It’s sad that we’ve come to this place. But apparently an explanation of slavery is needed for our new Housing and Urban Development Secretary, Ben Carson.
On Monday while speaking to his department employees, the Yale graduating neurosurgeon jumped on stage and made a statement that left the world confused.
“That’s what America is about, a land of dreams and opportunity,” Carson said about immigration. “There were other immigrants who came here in the bottom of slave ships, worked even longer, even harder for less. But they too had a dream that one day their sons, daughters, grandsons, granddaughters, great-grandsons, great-granddaughters, might pursue prosperity and happiness in this land.”
Black Twitter immediately got into formation.
Some even tried to explain the different perspectives between actual African immigrants and African-Americans that have had a completely different experience.
Even the New York Daily News called Carson out.
Slavery, in regards to trans-Atlantic trade to the Americas, started sometime around the 1600s. Anthony Johnson from Angola is said to be the first freed slave who served in the Colony of Virginia. But the three centuries of slavery predominantly from West Africa brought millions of human beings from the Motherland to North, Central and South America, as well as the Caribbean.
Black bodies used as work exports is not a myth. It’s not a joke. It wasn’t humane or for fair trade. And it, for certain, was not of their own volition.
To imply that these beyond-resilient Africans had a choice, and that that choice was to serve others and be subjected to death-like circumstances that reflect in systematic oppression to this day, is incredibly wrong.
And the saddest part, is that Ben Carson himself is a direct descendant of Southern slaves with his parents coming from “large families in rural Georgia”.
This morning, Carson and his wife issued a joint statement stemming from the outrage. “We should revel in the fact that although we got here through different routes, we have many things in common now that should unite us in our mission to have a land where there is liberty and justice for all,” it reads.

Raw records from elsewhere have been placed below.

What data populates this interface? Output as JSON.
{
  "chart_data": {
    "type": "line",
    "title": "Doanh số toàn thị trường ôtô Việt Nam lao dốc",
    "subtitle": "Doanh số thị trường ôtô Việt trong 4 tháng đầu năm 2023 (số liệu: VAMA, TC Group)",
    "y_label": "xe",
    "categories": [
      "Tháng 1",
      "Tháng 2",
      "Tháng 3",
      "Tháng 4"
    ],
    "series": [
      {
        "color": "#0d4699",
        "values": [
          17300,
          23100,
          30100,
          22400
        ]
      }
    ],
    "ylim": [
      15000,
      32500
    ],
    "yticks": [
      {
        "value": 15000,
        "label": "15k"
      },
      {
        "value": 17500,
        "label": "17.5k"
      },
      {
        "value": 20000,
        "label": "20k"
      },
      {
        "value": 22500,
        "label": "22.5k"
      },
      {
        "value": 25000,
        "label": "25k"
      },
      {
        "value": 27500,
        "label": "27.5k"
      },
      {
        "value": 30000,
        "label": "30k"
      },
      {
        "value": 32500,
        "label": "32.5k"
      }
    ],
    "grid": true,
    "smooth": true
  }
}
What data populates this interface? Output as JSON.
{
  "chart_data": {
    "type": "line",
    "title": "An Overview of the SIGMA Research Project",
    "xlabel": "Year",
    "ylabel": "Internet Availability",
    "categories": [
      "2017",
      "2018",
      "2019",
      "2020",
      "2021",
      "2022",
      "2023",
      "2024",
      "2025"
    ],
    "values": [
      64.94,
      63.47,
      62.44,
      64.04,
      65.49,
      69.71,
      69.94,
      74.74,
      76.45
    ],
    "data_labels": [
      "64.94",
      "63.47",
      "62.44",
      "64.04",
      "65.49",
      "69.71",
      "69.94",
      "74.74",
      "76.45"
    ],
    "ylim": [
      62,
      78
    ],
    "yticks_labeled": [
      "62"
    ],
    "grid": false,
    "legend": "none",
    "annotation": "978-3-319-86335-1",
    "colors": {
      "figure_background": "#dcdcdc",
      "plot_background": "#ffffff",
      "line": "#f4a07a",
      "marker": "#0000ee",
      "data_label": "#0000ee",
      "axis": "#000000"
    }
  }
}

The statement is a hard pill to swallow. First, he does not apologize or use this moment to educate others (although he’s the one who needs the history lesson). But most alarming, he thinks African-Americans should “revel” in a tragic history that’s led to oppression in present day.
Hopefully Carson delves deeper into slavery and in the research he discovers who he is, in context to the generations of ancestors whose real “dream” was for us to be smarter than those who oppress us.